In occasione della cerimonia di benedizione delle campane della cappella della scuola Saint-Michel de La Martinerie, à Châteauroux, Mons. Fellay a fatto per “Présent” il punto della situazione della Fraternità San Pio X,
di cui è il Superiore Generale..


In un’intervista concessa a Fideliter nel 2001, Lei ricordava «il movimento di simpatia del giovane clero nei confronti della Fraternità». Tale movimento si è ampliato, in particolare a causa del Motu Proprio del 2007?

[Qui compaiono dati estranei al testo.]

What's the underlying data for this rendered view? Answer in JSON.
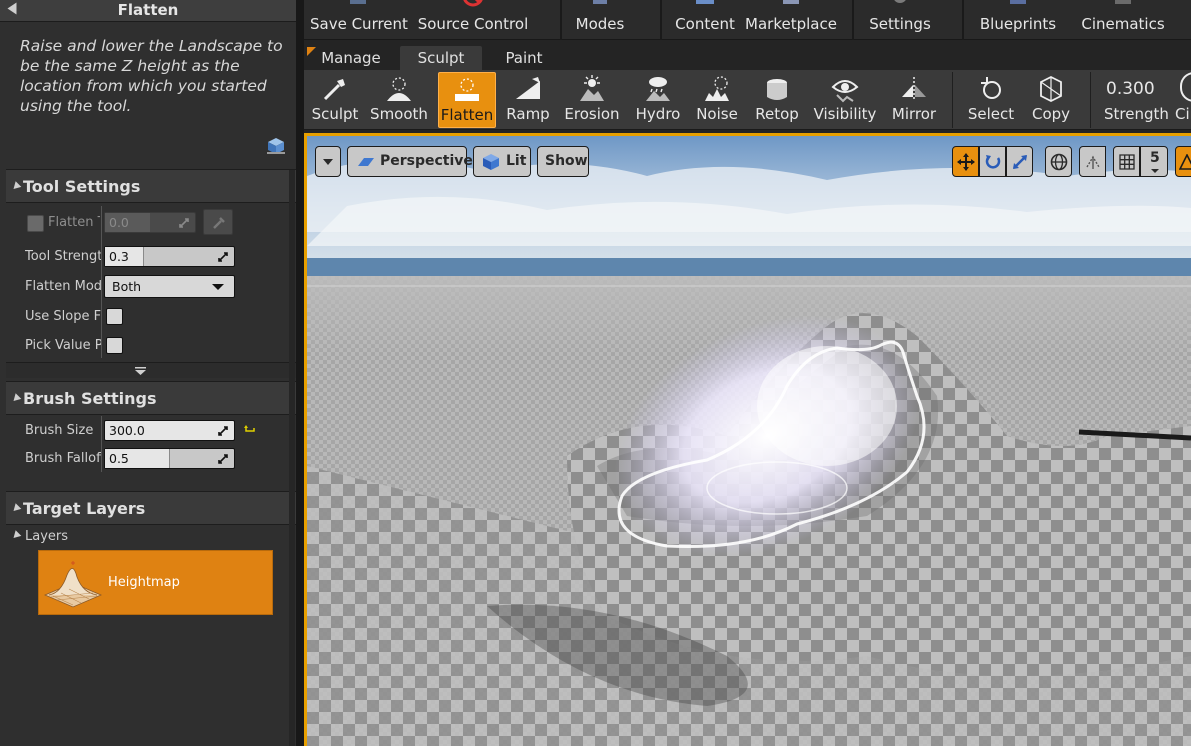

Mons. Fellay: Senza alcun dubbio! Questo movimento ha ricevuto una nuova spinta con il Motu Proprio. Peraltro, è opportuno insistere sull’interesse di Benedetto XVI per la liturgia tradizionale in modo generale. Egli ha veramente desiderato rimettere a disposizione dei sacerdoti e dei fedeli tutta la liturgia tradizionale, non solo la Messa, cosa che finora non si è realizzata a causa delle numerosissime opposizioni. Tuttavia, la gioventù vi si ritrova, proprio perché questa liturgia si colloca fuori dal tempo. La Chiesa vive nell’eternità. La liturgia anche, ed è per questo che è sempre giovane. Prossima a Dio, essa non appartiene al tempo. Non stupisce quindi che il carattere battesimale faccia risuonare questa armonia anche nelle anime che non l’hanno mai conosciuta. Peraltro, il modo in cui reagiscono questi giovani sacerdoti è commovente: essi hanno l’impressione che sia stato nascosto loro un tesoro.

In Argentina, la Fraternità è stata riconosciuta ufficialmente dallo Stato come cattolica, con l’aiuto del cardinale Bergoglio, divenuto in seguito papa Francesco. La cosa ha solo un’importanza amministrativa o è rivelatrice di altro?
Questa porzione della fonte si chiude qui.